8. En principe, toute illégalité commise par l'administration constitue une faute susceptible d'engager sa responsabilité, pour autant qu'il en soit résulté un préjudice direct et certain.

9. Si M. A... allègue avoir subi des préjudices financiers et moraux liés à la perte soudaine de son emploi et fait état de ce qu’il est en droit de bénéficier d’une indemnité de licenciement, ainsi qu’il a été dit aux points 3 à 7, la seule illégalité retenue est relative à la méconnaissance du 2ème alinéa de l’article 38-1 du décret du 15 février 1988 en l’absence de tout délai de prévenance. Or, il ne résulte pas de l’instruction qu’il existerait un lien direct et certain entre cette illégalité et les préjudices dont le requérant demande réparation.

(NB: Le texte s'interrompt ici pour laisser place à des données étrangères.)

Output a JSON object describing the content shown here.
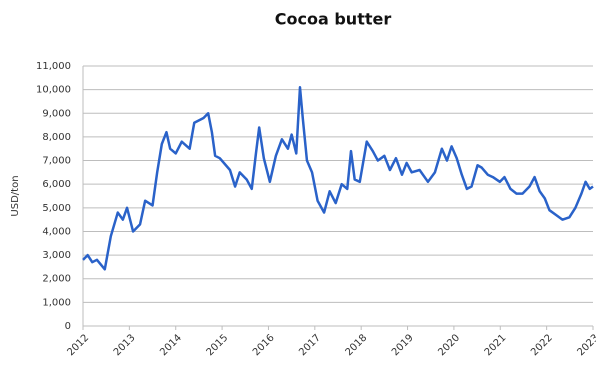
{
  "chart_data": {
    "type": "line",
    "title": "Cocoa butter",
    "y_label": "USD/ton",
    "x": [
      2012.0,
      2012.1,
      2012.2,
      2012.3,
      2012.47,
      2012.6,
      2012.75,
      2012.86,
      2012.95,
      2013.08,
      2013.23,
      2013.34,
      2013.5,
      2013.6,
      2013.7,
      2013.8,
      2013.88,
      2014.0,
      2014.13,
      2014.3,
      2014.4,
      2014.6,
      2014.7,
      2014.78,
      2014.85,
      2014.95,
      2015.17,
      2015.28,
      2015.38,
      2015.53,
      2015.64,
      2015.73,
      2015.8,
      2015.9,
      2016.03,
      2016.16,
      2016.29,
      2016.42,
      2016.5,
      2016.6,
      2016.68,
      2016.74,
      2016.83,
      2016.94,
      2017.06,
      2017.2,
      2017.32,
      2017.45,
      2017.58,
      2017.7,
      2017.78,
      2017.86,
      2017.97,
      2018.12,
      2018.25,
      2018.36,
      2018.5,
      2018.62,
      2018.75,
      2018.88,
      2018.98,
      2019.09,
      2019.26,
      2019.44,
      2019.59,
      2019.74,
      2019.85,
      2019.95,
      2020.06,
      2020.17,
      2020.28,
      2020.38,
      2020.51,
      2020.6,
      2020.73,
      2020.84,
      2020.99,
      2021.09,
      2021.22,
      2021.35,
      2021.48,
      2021.63,
      2021.74,
      2021.85,
      2021.96,
      2022.06,
      2022.2,
      2022.34,
      2022.49,
      2022.62,
      2022.75,
      2022.84,
      2022.93,
      2023.0
    ],
    "series": [
      {
        "name": "Cocoa butter",
        "color": "#2a62c9",
        "values": [
          2800,
          3000,
          2700,
          2800,
          2400,
          3800,
          4800,
          4500,
          5000,
          4000,
          4300,
          5300,
          5100,
          6500,
          7700,
          8200,
          7500,
          7300,
          7800,
          7500,
          8600,
          8800,
          9000,
          8200,
          7200,
          7100,
          6600,
          5900,
          6500,
          6200,
          5800,
          7300,
          8400,
          7100,
          6100,
          7200,
          7900,
          7500,
          8100,
          7300,
          10100,
          8800,
          7000,
          6500,
          5300,
          4800,
          5700,
          5200,
          6000,
          5800,
          7400,
          6200,
          6100,
          7800,
          7400,
          7000,
          7200,
          6600,
          7100,
          6400,
          6900,
          6500,
          6600,
          6100,
          6500,
          7500,
          7000,
          7600,
          7100,
          6400,
          5800,
          5900,
          6800,
          6700,
          6400,
          6300,
          6100,
          6300,
          5800,
          5600,
          5600,
          5900,
          6300,
          5700,
          5400,
          4900,
          4700,
          4500,
          4600,
          5000,
          5600,
          6100,
          5800,
          5900
        ]
      }
    ],
    "xlim": [
      2012,
      2023
    ],
    "xticks": [
      2012,
      2013,
      2014,
      2015,
      2016,
      2017,
      2018,
      2019,
      2020,
      2021,
      2022,
      2023
    ],
    "ylim": [
      0,
      11000
    ],
    "yticks": [
      0,
      {
        "value": 1000,
        "label": "1,000"
      },
      {
        "value": 2000,
        "label": "2,000"
      },
      {
        "value": 3000,
        "label": "3,000"
      },
      {
        "value": 4000,
        "label": "4,000"
      },
      {
        "value": 5000,
        "label": "5,000"
      },
      {
        "value": 6000,
        "label": "6,000"
      },
      {
        "value": 7000,
        "label": "7,000"
      },
      {
        "value": 8000,
        "label": "8,000"
      },
      {
        "value": 9000,
        "label": "9,000"
      },
      {
        "value": 10000,
        "label": "10,000"
      },
      {
        "value": 11000,
        "label": "11,000"
      }
    ],
    "grid": true
  }
}
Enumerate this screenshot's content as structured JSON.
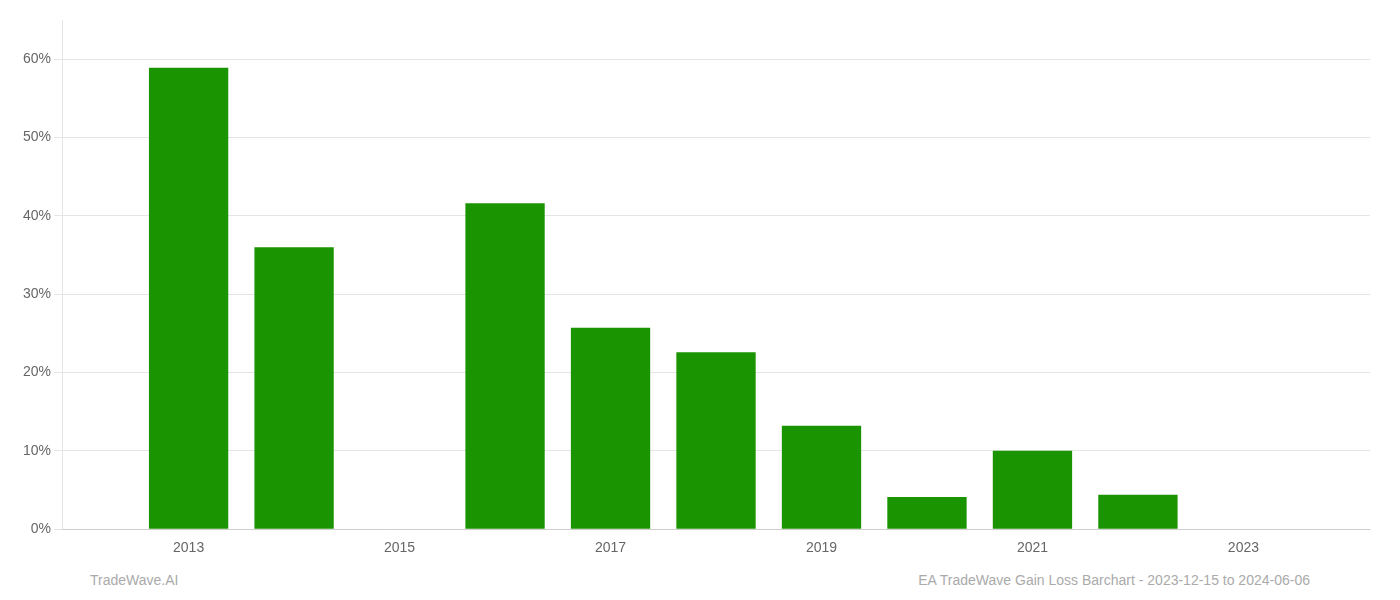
{
  "chart_data": {
    "type": "bar",
    "x": [
      2013,
      2014,
      2016,
      2017,
      2018,
      2019,
      2020,
      2021,
      2022
    ],
    "values": [
      0.589,
      0.36,
      0.416,
      0.257,
      0.226,
      0.132,
      0.041,
      0.1,
      0.044
    ],
    "color": "#1a9400",
    "xlim": [
      2011.8,
      2024.2
    ],
    "xticks": [
      2013,
      2015,
      2017,
      2019,
      2021,
      2023
    ],
    "ylim": [
      0,
      0.65
    ],
    "yticks": [
      {
        "value": 0.0,
        "label": "0%"
      },
      {
        "value": 0.1,
        "label": "10%"
      },
      {
        "value": 0.2,
        "label": "20%"
      },
      {
        "value": 0.3,
        "label": "30%"
      },
      {
        "value": 0.4,
        "label": "40%"
      },
      {
        "value": 0.5,
        "label": "50%"
      },
      {
        "value": 0.6,
        "label": "60%"
      }
    ],
    "grid": true,
    "annotations": [
      "TradeWave.AI",
      "EA TradeWave Gain Loss Barchart - 2023-12-15 to 2024-06-06"
    ]
  }
}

Il s’ensuit que le requérant n’est pas fondé à solliciter l’indemnisation des préjudices qu’il allègue avoir subis.

10. Il résulte de l’ensemble de ce qui précède que les conclusions indemnitaires développées par M. A... doivent être rejetées.

Sur les frais liés au litige :

11. Les dispositions de l’article L. 761-1 du code de justice administrative font obstacle à ce que soit mise à la charge de la communauté de communes Nebbio Conca d’Oru, qui n’est pas la partie perdante dans la présente instance, la somme demandée par M. A... au titre des frais exposés par lui et non compris dans les dépens. Il n’y a pas lieu, dans les circonstances de l’espèce, de mettre à la charge de M. A... la somme que la communauté de communes Nebbio Conca d’Oru demande au titre de ces mêmes dispositions.


D E C I D E :

Article 1er : La requête de M. A... est rejetée.

Article 2 : Les conclusions de la communauté de communes Nebbio Conca d’Oru présentées sur le fondement des dispositions de l’article L. 761-1 du code de justice administrative sont rejetées.

Article 3 : Le présent jugement sera notifié à M. B... A... et à la communauté de communes Nebbio Conca d’Oru.

Délibéré après l'audience du 6 février 2026 à laquelle siégeaient :

Mme Baux, présidente,
Mme Zerdoud, conseillère,
M. Samson, conseiller.

Rendu public par mise à disposition au greffe le 20 février 2026.


La présidente,
Signé
A. Baux

La rapporteure,
Signé
I. Zerdoud


La greffière,

Signé

R. Alfonsi

La République mande et ordonne au préfet de la Haute-Corse en ce qui le concerne et à tous commissaires de justice à ce requis en ce qui concerne les voies de droit commun contre les parties privées, de pourvoir à l’exécution de la présente décision.